Meskipun belum pernah melakukan hal seperti itu sebelumnya, Putri Keenam tidak merasa kesal. Sebaliknya, ia merasa hal itu sangat menarik dan ia telah bekerja sangat keras.
Setelah beberapa saat, Lin Xiaoyue melihat bahwa Putri Keenam telah menguasai metode memanggang barbekyu.
Barulah kemudian dia pergi带着 tusuk sate tersebut.
Pada saat yang sama, Li Xiao juga menyerahkan jabatannya kepada Liang Chengcai.
Tidak seperti Lin Xiaoyue, dia tidak mengajari Liang Chengcai cara memanggang barbekyu.
Adapun Liang Chengcai yang tidak tahu cara memanggangnya sendiri, itu bukan urusannya.
Liang Chengcai memandang rak barbekyu yang penuh asap dan api, dan dia sedikit menolak.
Namun, dia tetap pergi ke sisi Putri Keenam ketika sang Putri memanggilnya.
Kemudian, dia mengambil peralatan yang pernah dikenakan Li Xiao sebelumnya.
“Jangan takut. Ini cukup mudah! Ayo, aku akan mengajarimu!” kata Putri Keenam dengan antusias.
Dia telah berhasil menguasai esensi memanggang. Terlebih lagi, dia baru saja mencicipinya. Rasanya mirip dengan yang dibuat Lin Xiaoyue.
Memikirkan hal ini, Putri Keenam sangat gembira.
Dia merasa bahwa jika dia meminta bumbu barbekyu kepada Lin Xiaoyue, dia akan bisa memanggang barbekyu di kediaman itu di masa mendatang.
Dia merasa rasa barbekyu itu benar-benar enak.
Liang Chengcai merasa tak berdaya.
Setelah mendengar bahwa Putri Keenam bersedia mengajarinya, dia tentu saja setuju.
Kemudian, muncul adegan Putri Keenam memberi instruksi kepada Liang Chengcai untuk memanggang.

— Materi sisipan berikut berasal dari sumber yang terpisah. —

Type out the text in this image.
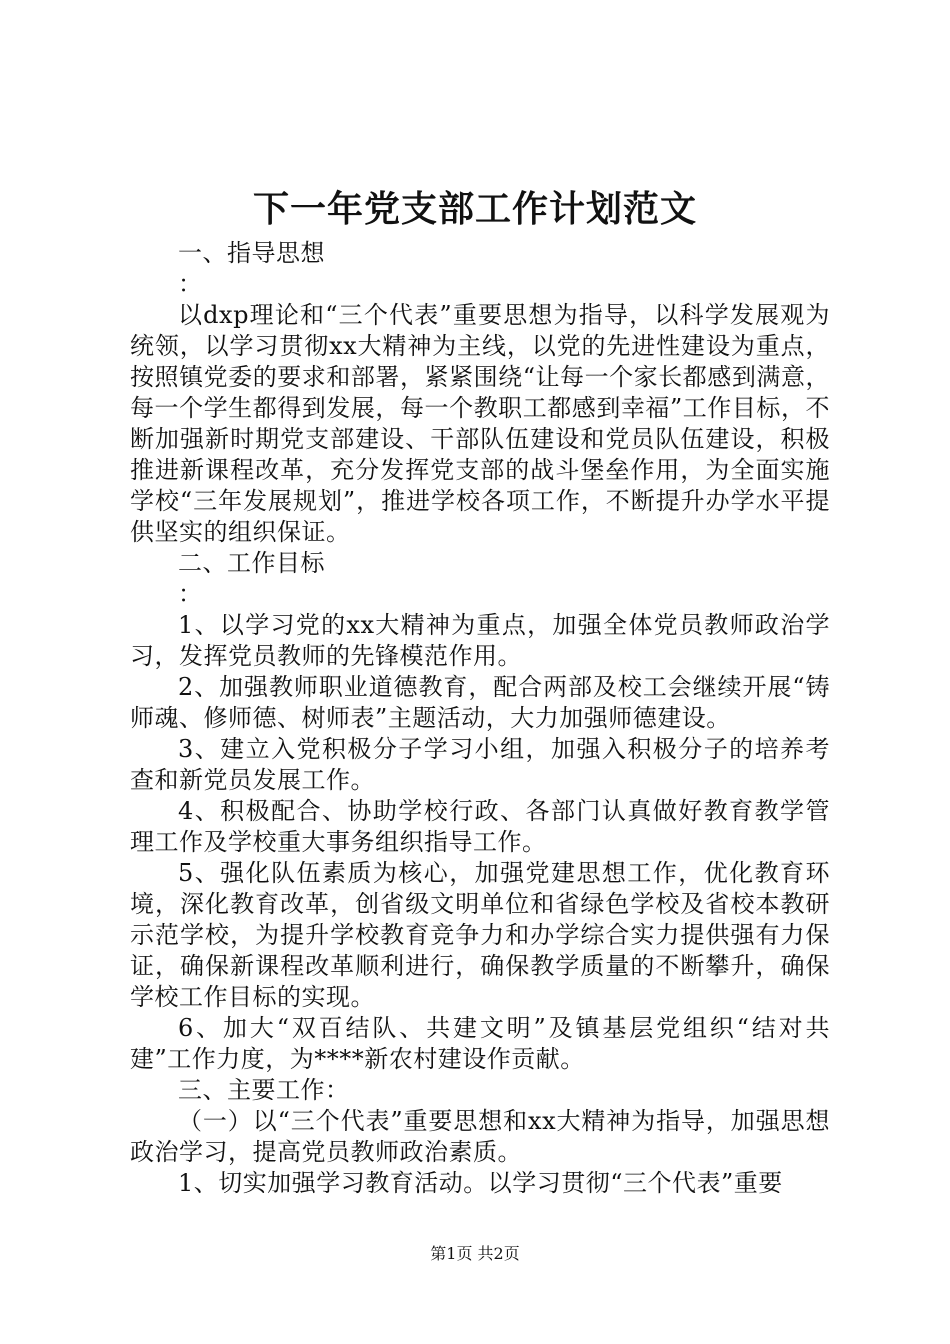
下一年党支部工作计划范文

一、指导思想

：

以dxp理论和“三个代表”重要思想为指导，以科学发展观为统领，以学习贯彻xx大精神为主线，以党的先进性建设为重点，按照镇党委的要求和部署，紧紧围绕“让每一个家长都感到满意，每一个学生都得到发展，每一个教职工都感到幸福”工作目标，不断加强新时期党支部建设、干部队伍建设和党员队伍建设，积极推进新课程改革，充分发挥党支部的战斗堡垒作用，为全面实施学校“三年发展规划”，推进学校各项工作，不断提升办学水平提供坚实的组织保证。

二、工作目标

：

1、以学习党的xx大精神为重点，加强全体党员教师政治学习，发挥党员教师的先锋模范作用。

2、加强教师职业道德教育，配合两部及校工会继续开展“铸师魂、修师德、树师表”主题活动，大力加强师德建设。

3、建立入党积极分子学习小组，加强入积极分子的培养考查和新党员发展工作。

4、积极配合、协助学校行政、各部门认真做好教育教学管理工作及学校重大事务组织指导工作。

5、强化队伍素质为核心，加强党建思想工作，优化教育环境，深化教育改革，创省级文明单位和省绿色学校及省校本教研示范学校，为提升学校教育竞争力和办学综合实力提供强有力保证，确保新课程改革顺利进行，确保教学质量的不断攀升，确保学校工作目标的实现。

6、加大“双百结队、共建文明”及镇基层党组织“结对共建”工作力度，为****新农村建设作贡献。

三、主要工作：

（一）以“三个代表”重要思想和xx大精神为指导，加强思想政治学习，提高党员教师政治素质。

1、切实加强学习教育活动。以学习贯彻“三个代表”重要

第1页 共2页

Tidak jauh dari situ, Lin Xiaoyue dan yang lainnya sudah duduk bersama.
Liu Wuji dan Lin Xiaoyue bersebelahan, diikuti oleh Zhao Shanshan, Li Xiao, dan Fan Teng.
Posisi duduk seperti ini terutama disebabkan oleh identitas Li Xiao saat ini di mata publik. Dia hanyalah pengawal Lin Xiaoyue dan tidak bisa duduk di sebelah Lin Xiaoyue.
Namun demikian, Li Xiao sesekali akan menatap Lin Xiaoyue dengan ekspresi khawatir.
Liu Wuji menganggapnya menarik.
Sembari mengobrol dengan Lin Xiaoyue, ia juga sesekali melirik muridnya itu.
“Penasihat Kekaisaran, coba sate pedas ini. Rasanya enak sekali. Ini salah satu camilan spesial dari Liu’s Express.”
Tiba-tiba, Lin Xiaoyue mengeluarkan dua tusuk sate pedas dari panci kecil di atas meja dan memberikannya kepada Liu Wuji.
Ya, selain barbekyu, dia juga menyiapkan dua panci kecil sup pedas untuk memasak sate pedas tersebut.
Liu Wuji tersenyum dan segera mengambilnya.
“Kalau begitu, aku harus mencicipinya.” Matanya hampir melengkung karena tertawa.
Lin Xiaoyue juga tersenyum sambil menunggu Liu Wuji memakan sate pedas yang telah diberikannya. Dia menantikan ekspresi terkejut Liu Wuji.